Presenting signs and symptoms of Graves disease parallel those of increased sympathetic nervous system activity. Common symptoms include nervousness, anxiety, fatigue, heat hypersensitivity, increased perspiration, palpitations, and increased appetite but with loss of weight. Physical examination typically reveals warm moist skin, tremor, tachycardia, hypertension, muscle weakness, lid lag and stare, and mild to moderate goiter. A personal or family history of autoimmune disease is common. Scintigraphic imaging studies with radioiodine reveal diffusely elevated uptake (Fig. 5.1).

Thyroid function tests reveal elevated free T₄ in most cases of Graves disease. However, a normal free T₄ concentration can be found in a small percentage of cases, and thus, measurement of free T₃ may be necessary to demonstrate elevated hormone production. TSH is abnormally low or undetectable and is particularly useful in the evaluation of hyperthyroidism.

Antibodies to TSH receptors are detectable in almost all untreated cases and are highly specific with few false positive results using modern techniques.

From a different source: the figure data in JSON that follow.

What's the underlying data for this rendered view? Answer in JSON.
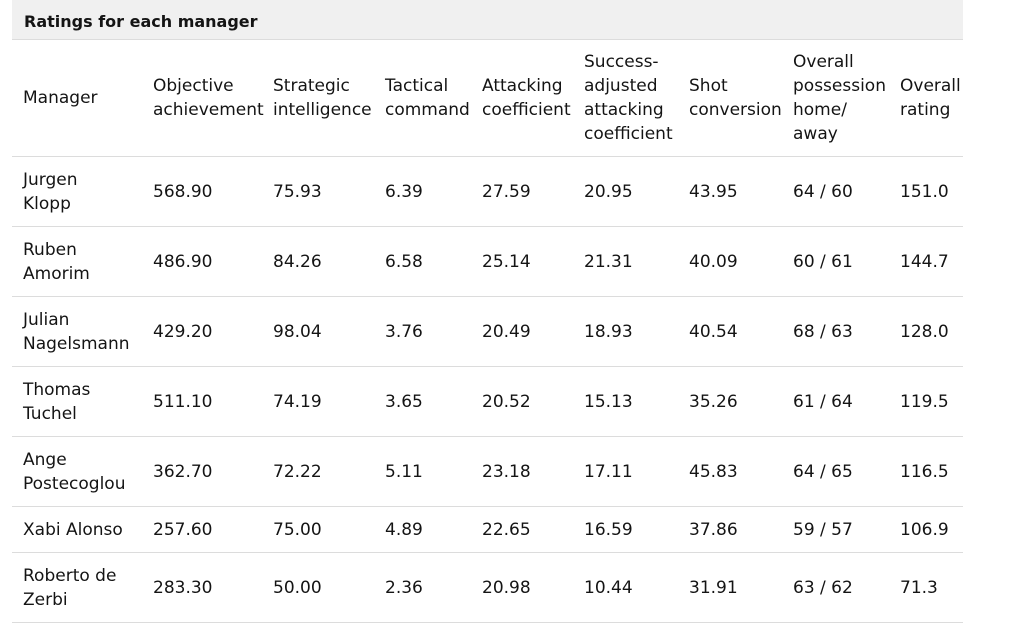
{
  "chart_data": {
    "type": "table",
    "title": "Ratings for each manager",
    "columns": [
      "Manager",
      "Objective\nachievement",
      "Strategic\nintelligence",
      "Tactical\ncommand",
      "Attacking\ncoefficient",
      "Success-\nadjusted\nattacking\ncoefficient",
      "Shot\nconversion",
      "Overall\npossession\nhome/\naway",
      "Overall\nrating"
    ],
    "rows": [
      {
        "manager": "Jurgen\nKlopp",
        "values": [
          "568.90",
          "75.93",
          "6.39",
          "27.59",
          "20.95",
          "43.95",
          "64 / 60",
          "151.0"
        ]
      },
      {
        "manager": "Ruben\nAmorim",
        "values": [
          "486.90",
          "84.26",
          "6.58",
          "25.14",
          "21.31",
          "40.09",
          "60 / 61",
          "144.7"
        ]
      },
      {
        "manager": "Julian\nNagelsmann",
        "values": [
          "429.20",
          "98.04",
          "3.76",
          "20.49",
          "18.93",
          "40.54",
          "68 / 63",
          "128.0"
        ]
      },
      {
        "manager": "Thomas\nTuchel",
        "values": [
          "511.10",
          "74.19",
          "3.65",
          "20.52",
          "15.13",
          "35.26",
          "61 / 64",
          "119.5"
        ]
      },
      {
        "manager": "Ange\nPostecoglou",
        "values": [
          "362.70",
          "72.22",
          "5.11",
          "23.18",
          "17.11",
          "45.83",
          "64 / 65",
          "116.5"
        ]
      },
      {
        "manager": "Xabi Alonso",
        "values": [
          "257.60",
          "75.00",
          "4.89",
          "22.65",
          "16.59",
          "37.86",
          "59 / 57",
          "106.9"
        ]
      },
      {
        "manager": "Roberto de\nZerbi",
        "values": [
          "283.30",
          "50.00",
          "2.36",
          "20.98",
          "10.44",
          "31.91",
          "63 / 62",
          "71.3"
        ]
      }
    ]
  },
  "colors": {
    "caption_bg": "#f0f0f0",
    "rule": "#dcdcdc",
    "text": "#141414"
  }
}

Two assays are used to detect TSHR antibodies, one measuring TSH-binding inhibitory immunoglobulins (TBII) and the other thyroid-stimulating antibodies. The two assays do not yield totally comparable results because TSHR autoantibodies are heterogeneous and can have agonistic, antagonistic, or neutral effects on the receptor.³⁵ Both stimulating and blocking antibodies are detected by the TBII assay, and blocking antibodies can interfere with the detection of stimulating antibodies.

The TBII test is an immunoassay that measures inhibition of TSH binding to TSH receptors. Current methodology uses solubilized TSH receptors and an enzymatic detection system. Alternative names for the TBII test include thyroid receptor antibody and LATS.

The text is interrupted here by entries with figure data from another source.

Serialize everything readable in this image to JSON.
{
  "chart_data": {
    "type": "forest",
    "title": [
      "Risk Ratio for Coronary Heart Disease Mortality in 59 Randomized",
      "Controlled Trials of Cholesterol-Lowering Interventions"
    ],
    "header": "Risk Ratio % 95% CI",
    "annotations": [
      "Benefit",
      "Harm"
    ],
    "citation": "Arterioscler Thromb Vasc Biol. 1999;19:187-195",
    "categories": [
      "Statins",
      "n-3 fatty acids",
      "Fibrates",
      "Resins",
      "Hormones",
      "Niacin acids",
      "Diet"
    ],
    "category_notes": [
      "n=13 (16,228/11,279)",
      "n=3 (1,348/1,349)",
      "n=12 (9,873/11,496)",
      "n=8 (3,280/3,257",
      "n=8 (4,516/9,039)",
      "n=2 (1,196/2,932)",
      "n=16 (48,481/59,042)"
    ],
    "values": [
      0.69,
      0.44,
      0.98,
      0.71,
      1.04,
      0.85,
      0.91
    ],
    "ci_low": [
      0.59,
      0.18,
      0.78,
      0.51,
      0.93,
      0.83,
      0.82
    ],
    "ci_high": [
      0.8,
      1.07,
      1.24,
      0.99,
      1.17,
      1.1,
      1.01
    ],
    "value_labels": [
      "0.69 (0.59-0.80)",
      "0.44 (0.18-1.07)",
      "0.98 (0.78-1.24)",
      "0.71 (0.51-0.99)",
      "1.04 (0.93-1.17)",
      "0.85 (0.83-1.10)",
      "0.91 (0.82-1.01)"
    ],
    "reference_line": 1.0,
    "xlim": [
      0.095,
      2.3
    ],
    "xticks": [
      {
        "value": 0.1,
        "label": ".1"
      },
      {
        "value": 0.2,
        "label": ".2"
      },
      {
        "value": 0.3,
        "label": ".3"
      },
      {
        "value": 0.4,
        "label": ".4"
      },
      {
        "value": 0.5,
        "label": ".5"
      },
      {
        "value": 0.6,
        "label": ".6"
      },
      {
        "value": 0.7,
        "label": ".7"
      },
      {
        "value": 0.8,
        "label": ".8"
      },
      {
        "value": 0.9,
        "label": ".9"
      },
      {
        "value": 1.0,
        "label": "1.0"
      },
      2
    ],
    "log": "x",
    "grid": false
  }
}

Stimulating antibodies are detected by a bioassay measuring the release of cAMP from thyroid membranes or cell lines transfected with the TSH receptor. This test is often known by the acronym TSI (thyroid-stimulating immunoglobulin) or TSAb (thyroid-stimulating antibody). This same basic bioassay can be utilized to detect thyroid-blocking antibodies by adding TSH to both patient and control sera and then comparing the relative release of cAMP. The presence of blocking antibodies results in reduced detection of cAMP.

After therapy with radioiodine, the frequency of TSHR antibody detection decreases over the following decade, although there may be an initial transient increase.⁵² Antibodies to thyroperoxidase (TPO) are found in most cases, and about half have antibodies to thyroglobulin (TG). However, antibodies to TPO and TG are relatively nonspecific and of limited utility in the evaluation of Graves disease.

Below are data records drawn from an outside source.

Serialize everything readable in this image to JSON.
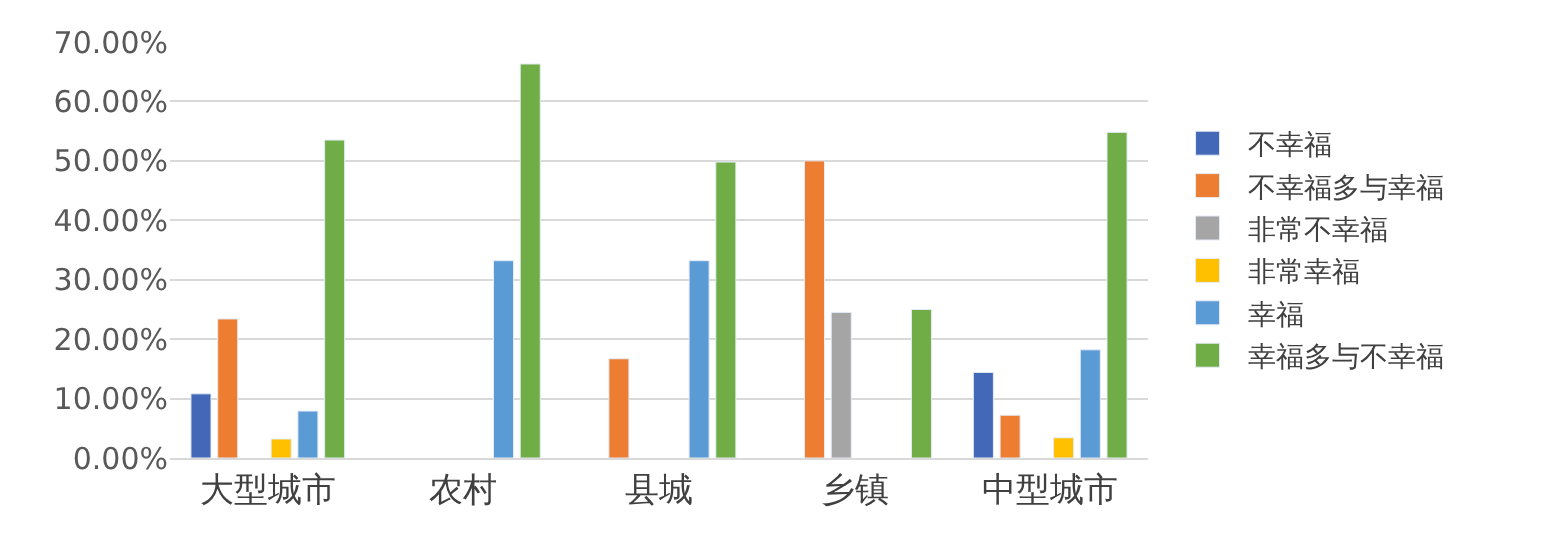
{
  "chart_data": {
    "type": "bar",
    "categories": [
      "大型城市",
      "农村",
      "县城",
      "乡镇",
      "中型城市"
    ],
    "series": [
      {
        "name": "不幸福",
        "color": "#4468b8",
        "values": [
          10.8,
          null,
          null,
          null,
          14.4
        ]
      },
      {
        "name": "不幸福多与幸福",
        "color": "#ed7d31",
        "values": [
          23.4,
          null,
          16.7,
          50,
          7.2
        ]
      },
      {
        "name": "非常不幸福",
        "color": "#a5a5a5",
        "values": [
          null,
          null,
          null,
          24.5,
          null
        ]
      },
      {
        "name": "非常幸福",
        "color": "#ffc000",
        "values": [
          3.2,
          null,
          null,
          null,
          3.4
        ]
      },
      {
        "name": "幸福",
        "color": "#5b9bd5",
        "values": [
          7.9,
          33.2,
          33.2,
          null,
          18.2
        ]
      },
      {
        "name": "幸福多与不幸福",
        "color": "#70ad47",
        "values": [
          53.5,
          66.3,
          49.8,
          25,
          54.8
        ]
      }
    ],
    "ylim": [
      0,
      70
    ],
    "yticks": [
      {
        "value": 0,
        "label": "0.00%"
      },
      {
        "value": 10,
        "label": "10.00%"
      },
      {
        "value": 20,
        "label": "20.00%"
      },
      {
        "value": 30,
        "label": "30.00%"
      },
      {
        "value": 40,
        "label": "40.00%"
      },
      {
        "value": 50,
        "label": "50.00%"
      },
      {
        "value": 60,
        "label": "60.00%"
      },
      {
        "value": 70,
        "label": "70.00%"
      }
    ],
    "grid": "y",
    "legend": "right"
  }
}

The clinical differential diagnosis of thyrotoxicosis comprises various conditions including those caused by hyperactivity of the
thyroid gland (hyperthyroidism) and those caused by extrathyroidal abnormalities (Table 5.1). Morphologically, the differential diagnosis includes thyroid neoplasia, particularly papillary carcinoma, chronic lymphocytic thyroiditis with hyperthyroidism (hashitoxicosis), and toxic nodular hyperplasia. Acquisition of clinical history and laboratory test results is an important step in the evaluation of these thyroids. The effects of treatment may transform a diffusely hyperplastic thyroid to one with features similar to other conditions.

On a purely histologic basis, differentiation from papillary carcinoma poses the greatest challenge because of the presence of papillae and, in some cases, hypochromatic nuclei (Fig. 5.8 and Table 5.2). Even psammoma bodies have been reported in Graves disease, although this seems to be a rare observation.⁷⁰ The absence of both well-developed fibrovascular cores in hyperplastic papillae and the broader range of nuclear features characteristic of papillary thyroid carcinoma combined with the diffuse nature of hyperplastic changes are the key features for excluding a neoplastic process. Immunostaining for p27 may be of help because it shows positivity in most nuclei in Graves disease, whereas it is frequently lost in nuclei of papillary carcinoma cells.⁵³ Distinct nodular lesions require more scrutiny, and immunostains such as galectin-3 and HBME-1 may be helpful (see Chapter 11).